Suudi Arabistan, Türk ürünlerine boykot çağrısı yapıyor. Tarihi bağlarımız olan pek çok Kuzey Afrika ülkesi Suudi Arabistan’ın ardına takılıyor. Ama bu boykota karşı, Saray sözcüleri ‘gülüp geçiyoruz’ demekle yetiniyor. Bu, gülüp geçilecek bir iş değil. İhracatçı üreticiler, tesislerini yurtdışına kaydırmayı düşünüyor. Boykotu durdurmak için, hiçbir planları yok. Ne yazık ki yaşadığımız devlet krizi, dış politikamıza da sirayet etti. Dış politika bir devlet politikasıdır. Bu nedenle profesyonel bir bürokrasi eliyle yürütülür. Ama bugün bizim Dışişleri Bakanlığı’nın adı var, kendi yok. Büyükelçiliklerimiz mütekait AK Parti vekilleriyle doldu. Yolsuzluktan aklanmamış eski bakanlar şimdi büyükelçi yapıldı. Bugün, dış politikamız, AK Parti İl Kongrelerinde, iç siyasete malzeme yapılıyor.
21 SORUDA FETÖ’NÜN SİYASİ AYAĞI
Partimizin bastırdığı ‘21 Soruda FETÖ’nün Siyasi Ayağı’ kitapçığına yasak getirildi. Yasak yetmedi, tıpkı 12 Eylül darbecilerinin yaptığı gibi kitapçık hakkında el konma ve toplatılma kararı çıkarıldı Ülkemiz hızla bir Fahrenheit 451 filmine dönüyor. Yangını söndürmekle görevli itfaiyeciler kitap yakıyor. Ama milletimiz sizin niyetinizi artık çok iyi görüyor. Türkiye’de FETÖ’nün siyasi ayağının kim olduğunu, herkes gayet iyi biliyor… Yani kitapçıkta Allah’ın ve kullarının bildiğinden başka bir şey yok. Bu kitapçığın birilerini çok rahatsız ettiği belli… Kitapçığın yasaklanması ve toplatılması ana muhalefet partisinin siyasi faaliyetine yargının ağır bir müdahalesidir. Biz bu müdahaleyi kabul etmiyoruz.
Öztrak’ın basın mensuplarının sorularına verdiği yanıtlar şöyle:
(Kılıçdaroğlu’nun muhtarlara bütçe verilmesini istemesi) Muhtarların partisi yok. Muhtarlar, bu ülkede seçimle gelen en dar alanı kapsayan birimler. Halka en yakın olan birimler. Muhtarlara bu çerçevede destek verilmesi, milletin derdinin belediyelere taşınmasına imkan verecektir. Bundan önceki seçimlerde ‘emeklilere ikramiye verin’ dediğimizde ‘kaynak nerede’ diye sormuşlardı. Genel Başkanımız kaynağın nerede olduğunu gösterdi. Muhtarlarımız gerçekten hizmet veriyorlar, gerekli desteğin verilmesi lazım.
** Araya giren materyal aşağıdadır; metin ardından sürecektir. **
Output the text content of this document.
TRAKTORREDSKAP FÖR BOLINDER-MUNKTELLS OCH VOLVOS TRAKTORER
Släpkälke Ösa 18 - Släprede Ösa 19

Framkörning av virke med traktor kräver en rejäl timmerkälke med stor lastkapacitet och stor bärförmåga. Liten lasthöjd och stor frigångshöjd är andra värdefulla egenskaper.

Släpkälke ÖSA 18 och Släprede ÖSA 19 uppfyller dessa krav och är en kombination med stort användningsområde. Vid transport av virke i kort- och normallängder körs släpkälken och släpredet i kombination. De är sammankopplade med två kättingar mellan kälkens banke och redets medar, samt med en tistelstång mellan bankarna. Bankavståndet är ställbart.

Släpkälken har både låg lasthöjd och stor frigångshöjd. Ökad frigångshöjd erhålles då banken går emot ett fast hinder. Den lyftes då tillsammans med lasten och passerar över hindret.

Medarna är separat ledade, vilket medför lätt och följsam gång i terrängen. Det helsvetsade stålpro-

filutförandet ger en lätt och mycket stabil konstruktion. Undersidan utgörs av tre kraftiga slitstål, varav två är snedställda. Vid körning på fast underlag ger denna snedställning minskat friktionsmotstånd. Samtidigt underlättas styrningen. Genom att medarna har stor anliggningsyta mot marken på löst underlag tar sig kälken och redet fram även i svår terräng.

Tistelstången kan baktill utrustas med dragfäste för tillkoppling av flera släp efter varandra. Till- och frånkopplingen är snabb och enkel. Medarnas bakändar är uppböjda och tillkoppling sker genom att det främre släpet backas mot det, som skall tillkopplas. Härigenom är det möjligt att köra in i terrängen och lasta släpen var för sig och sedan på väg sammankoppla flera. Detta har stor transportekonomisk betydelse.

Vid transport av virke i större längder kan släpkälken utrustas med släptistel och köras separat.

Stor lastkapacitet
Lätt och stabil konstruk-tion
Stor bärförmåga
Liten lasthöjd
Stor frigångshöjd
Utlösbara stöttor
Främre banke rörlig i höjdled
(AKP’li Çamlıdere Belediye Başkanı’nın torpil iddiası) Herkesin bildiğini artık AK Parti’nin kendi evlatları da söylemeye başladı. Bu ülkenin gençlerini liyakate inanmadığını yapılan son anketlerde görüyoruz. AK Parti’nin yöneticileri de söylemeye başladı. Memlekette liyakat diye bir şey kalmadı, hep sadakat hep torpil.
(Rusya’nın muhalifleri vurması) İdlib’te suların ısınmaya başladığını görüyoruz. Suriye ordusu ile bizim ordumuzun karşı karşıya gelme riski var. Son derece dikkatli olmakta fayda var. Tüm dünya Suriye yönetimi ile görüşmeye başladı. Bizim de konuşmaya başlamamız, birtakım olayların tekerrür etmesini önlemek gerekiyor.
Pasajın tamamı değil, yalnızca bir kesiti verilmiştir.